Sunday, July 12, 2015

Vang Vieng


Our planned route through Laos follows a well-worn tourist trail. Luang Prabang, a UNESCO World Heritage city, is the real draw but on the way there’s Vang Vieng. I’ve been struggling with whether I actually want to visit Vang Vieng for a while now. You see, it is legendary for it’s party scene, which is focused around a tubing “culture” where backpackers float down a river in an inflated truck tire tube, stopping at bars along the way to get drunk and jump and swing into the river. They do this daily. For weeks, sometimes. Well, I like tubing and I like jumping and swinging into the river, but I’m not much for the drunk backpacker scene. I was never into it before, but certainly feel too old for it now. This was all Vang Vieng was known for for years, that and said drunk backpackers later going to restaurants to watch Friends reruns while they watch dinner. If that was all it had to offer, we definitely would have skipped Vang Vieng. Apparently, times have changed. Turns out, drinking and water don’t mix too well, and a bunch of tourists drowned. The party scene was shut down, or at least seriously cut back, but people kept coming. Evidently Vang Vieng did have more to offer, such as rock climbing, kayaking, and a seriously beautiful setting. Sounded okay to us, so off we went.

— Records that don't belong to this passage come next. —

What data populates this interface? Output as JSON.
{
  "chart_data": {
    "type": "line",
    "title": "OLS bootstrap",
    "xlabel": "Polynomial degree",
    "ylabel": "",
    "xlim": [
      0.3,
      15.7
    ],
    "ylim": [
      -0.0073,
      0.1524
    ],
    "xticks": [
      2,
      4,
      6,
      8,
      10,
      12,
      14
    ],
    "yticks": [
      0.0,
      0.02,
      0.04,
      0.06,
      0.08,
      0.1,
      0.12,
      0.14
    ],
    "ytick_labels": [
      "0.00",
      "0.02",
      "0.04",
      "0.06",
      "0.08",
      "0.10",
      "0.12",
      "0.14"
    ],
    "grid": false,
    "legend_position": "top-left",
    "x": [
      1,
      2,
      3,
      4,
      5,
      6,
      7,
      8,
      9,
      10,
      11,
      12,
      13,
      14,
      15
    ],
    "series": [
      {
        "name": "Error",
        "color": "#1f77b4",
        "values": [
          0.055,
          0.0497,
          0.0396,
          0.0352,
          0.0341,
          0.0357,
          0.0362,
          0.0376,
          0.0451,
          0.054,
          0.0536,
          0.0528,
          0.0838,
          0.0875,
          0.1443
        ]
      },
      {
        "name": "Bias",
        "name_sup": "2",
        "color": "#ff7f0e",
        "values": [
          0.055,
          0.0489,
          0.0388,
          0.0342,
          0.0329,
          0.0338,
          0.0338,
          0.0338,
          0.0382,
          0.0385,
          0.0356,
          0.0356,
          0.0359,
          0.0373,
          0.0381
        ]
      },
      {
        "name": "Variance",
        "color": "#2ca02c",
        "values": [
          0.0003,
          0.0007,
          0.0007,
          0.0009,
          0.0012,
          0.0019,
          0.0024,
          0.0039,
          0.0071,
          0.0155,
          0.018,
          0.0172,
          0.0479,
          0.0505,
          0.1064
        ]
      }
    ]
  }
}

The town itself is a dump. There’s no two ways about it. It’s not clean, it’s dusty, it has no charm whatsoever. But the setting is amazing, with huge limestone mountains just on the opposite side of the Nam Song river. Our arrival in Vang Vieng unfortunately coincided with Steph taking a turn for the worse. She’d had an upset stomach for maybe two weeks, but it wasn’t a big deal until we got Vang Vieng and it developed into nausea and all the other unpleasentries that go along with Montezuma’s Revenge, as they call it in Mexico. It was a good enough reason to take it easy for a few days, so while Steph hung out in our hotel room, I tried to make the most of it. What else to do but hire a motorbike and go exploring? It’s incredibly cheap at just under $5 for the day, plus about $3 in fuel. I did a big loop through and around the limestone mountains on the other side of the river from town, stopping at the uber-touristy Blue Lagoon on the way. It was really beautiful and nice to get out on my own, but the road was seriously bumpy at times and seriously muddy at others.

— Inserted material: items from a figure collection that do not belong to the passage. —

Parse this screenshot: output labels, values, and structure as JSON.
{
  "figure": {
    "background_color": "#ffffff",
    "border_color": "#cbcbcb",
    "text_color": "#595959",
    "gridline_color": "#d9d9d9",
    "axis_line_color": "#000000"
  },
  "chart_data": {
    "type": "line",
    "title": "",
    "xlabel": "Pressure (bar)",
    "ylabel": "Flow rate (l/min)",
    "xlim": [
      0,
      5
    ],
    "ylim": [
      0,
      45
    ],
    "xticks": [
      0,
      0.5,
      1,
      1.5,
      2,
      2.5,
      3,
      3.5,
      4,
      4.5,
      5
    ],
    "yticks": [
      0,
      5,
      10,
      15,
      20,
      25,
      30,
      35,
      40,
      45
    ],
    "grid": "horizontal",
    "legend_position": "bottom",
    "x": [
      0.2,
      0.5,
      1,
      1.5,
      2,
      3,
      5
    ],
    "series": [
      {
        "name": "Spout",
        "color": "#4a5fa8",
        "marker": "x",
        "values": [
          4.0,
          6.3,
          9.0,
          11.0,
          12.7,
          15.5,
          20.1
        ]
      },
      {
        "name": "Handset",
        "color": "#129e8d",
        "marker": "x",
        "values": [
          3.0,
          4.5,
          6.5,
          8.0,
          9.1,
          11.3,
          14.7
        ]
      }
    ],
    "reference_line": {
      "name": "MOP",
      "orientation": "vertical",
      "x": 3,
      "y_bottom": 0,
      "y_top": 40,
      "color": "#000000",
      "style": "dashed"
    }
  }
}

the Blue Lagoon was filled with Asian tourists



After a couple days of doing nothing, Steph was finally feeling well enough to venture back into the world. Tubing made this town famous, we can’t leave without giving it a shot. We devised a plan to avoid the drunk backpackers – leaving in the morning before they all wake up. Our plan worked well since the only other tubers we saw was a French family with two young kids. Thus we had the river basically to ourselves, save the locals fishing in the river and the occasional kayaking group paddling past. We floated right on past all the bars even as they tried to wave us in, though did stop at one for fruit shakes and to play some pool. All of the rope swings, slides, and jumps have been removed, so we had a nice relaxing float down the river. The scenery was beautiful, the water was refreshingly cool on a very hot day, and there were no drunk backpackers in sight. Mission accomplished.

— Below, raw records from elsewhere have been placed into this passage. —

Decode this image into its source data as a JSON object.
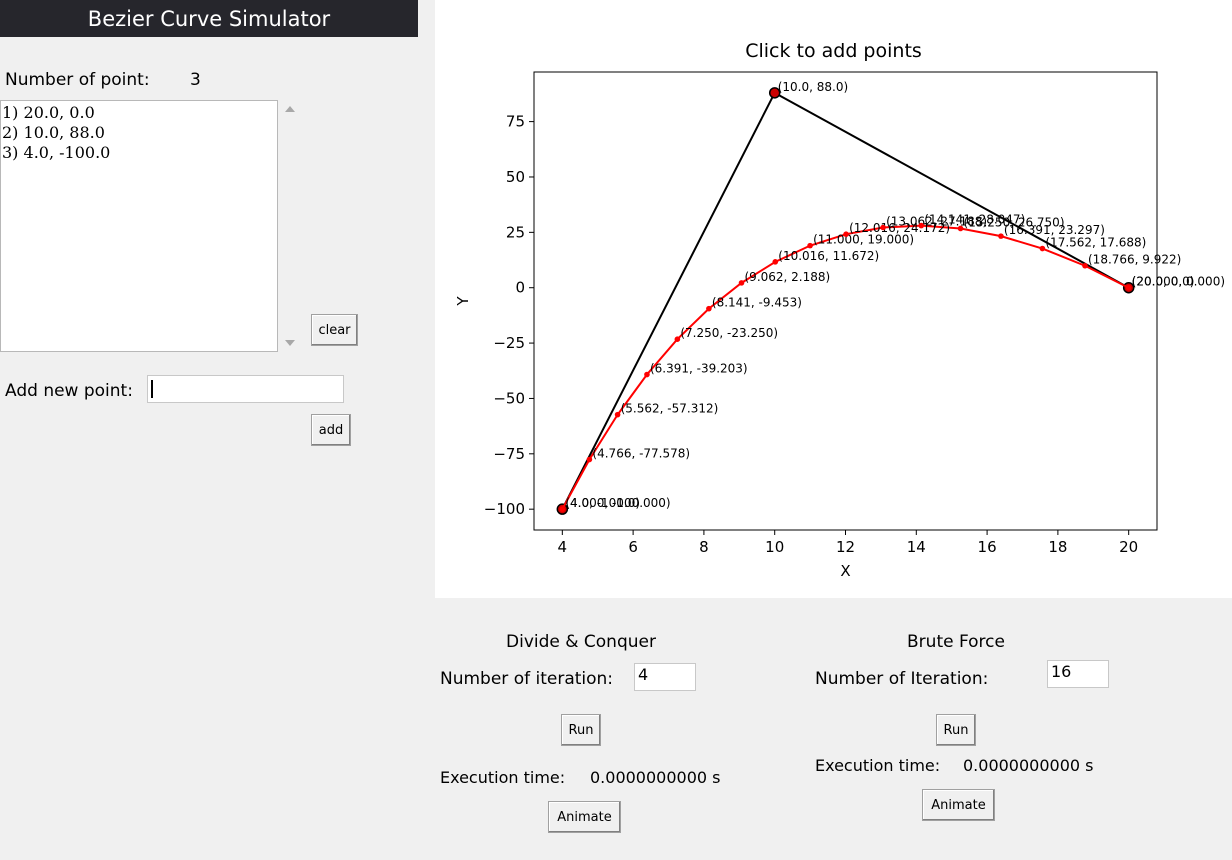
{
  "app": {
    "title": "Bezier Curve Simulator"
  },
  "sidebar": {
    "npoints_label": "Number of point:",
    "npoints_value": "3",
    "points": [
      "1) 20.0, 0.0",
      "2) 10.0, 88.0",
      "3) 4.0, -100.0"
    ],
    "clear_label": "clear",
    "add_label": "Add new point:",
    "add_value": "",
    "add_button": "add"
  },
  "plot": {
    "title": "Click to add points",
    "xlabel": "X",
    "ylabel": "Y"
  },
  "chart_data": {
    "type": "line",
    "title": "Click to add points",
    "xlabel": "X",
    "ylabel": "Y",
    "xlim": [
      3.2,
      20.8
    ],
    "ylim": [
      -109.4,
      97.4
    ],
    "xticks": [
      4,
      6,
      8,
      10,
      12,
      14,
      16,
      18,
      20
    ],
    "yticks": [
      -100,
      -75,
      -50,
      -25,
      0,
      25,
      50,
      75
    ],
    "grid": false,
    "series": [
      {
        "role": "control",
        "color": "#000000",
        "points": [
          [
            20.0,
            0.0
          ],
          [
            10.0,
            88.0
          ],
          [
            4.0,
            -100.0
          ]
        ],
        "labels": [
          "(20.0, 0.0)",
          "(10.0, 88.0)",
          "(4.0, -100.0)"
        ]
      },
      {
        "role": "curve",
        "color": "#ff0000",
        "points": [
          [
            4.0,
            -100.0
          ],
          [
            4.766,
            -77.578
          ],
          [
            5.562,
            -57.312
          ],
          [
            6.391,
            -39.203
          ],
          [
            7.25,
            -23.25
          ],
          [
            8.141,
            -9.453
          ],
          [
            9.062,
            2.188
          ],
          [
            10.016,
            11.672
          ],
          [
            11.0,
            19.0
          ],
          [
            12.016,
            24.172
          ],
          [
            13.062,
            27.188
          ],
          [
            14.141,
            28.047
          ],
          [
            15.25,
            26.75
          ],
          [
            16.391,
            23.297
          ],
          [
            17.562,
            17.688
          ],
          [
            18.766,
            9.922
          ],
          [
            20.0,
            0.0
          ]
        ],
        "labels": [
          "(4.000, -100.000)",
          "(4.766, -77.578)",
          "(5.562, -57.312)",
          "(6.391, -39.203)",
          "(7.250, -23.250)",
          "(8.141, -9.453)",
          "(9.062, 2.188)",
          "(10.016, 11.672)",
          "(11.000, 19.000)",
          "(12.016, 24.172)",
          "(13.062, 27.188)",
          "(14.141, 28.047)",
          "(15.250, 26.750)",
          "(16.391, 23.297)",
          "(17.562, 17.688)",
          "(18.766, 9.922)",
          "(20.000, 0.000)"
        ]
      }
    ]
  },
  "dc": {
    "title": "Divide & Conquer",
    "iter_label": "Number of iteration:",
    "iter_value": "4",
    "run": "Run",
    "exec_label": "Execution time:",
    "exec_value": "0.0000000000 s",
    "animate": "Animate"
  },
  "bf": {
    "title": "Brute Force",
    "iter_label": "Number of Iteration:",
    "iter_value": "16",
    "run": "Run",
    "exec_label": "Execution time:",
    "exec_value": "0.0000000000 s",
    "animate": "Animate"
  }
}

With tubing in Vang Vieng crossed off my bucket list, we gladly left town for Luang Prabang, the place to go in Laos. We had heard a lot of conflicting reports on how long it would actually take to get there, anywhere from 5 to 8 hours, so we were surprised when our driver said it was only 4 hours. Susie had just done the trip from the other direction and she said it was at least 7 hours. Apparently the confusion is due to there actually being 2 different ways to go – the new, fast road on which the transport companies are not yet insured, or the old, slow, windy, pothole-covered road on which they do have insurance. Luckily our driver was a bit of a rebel and took the chance on the new road and we were glad for it, arriving in Luang Prabang in just under the promised 4 hours and ready to explore!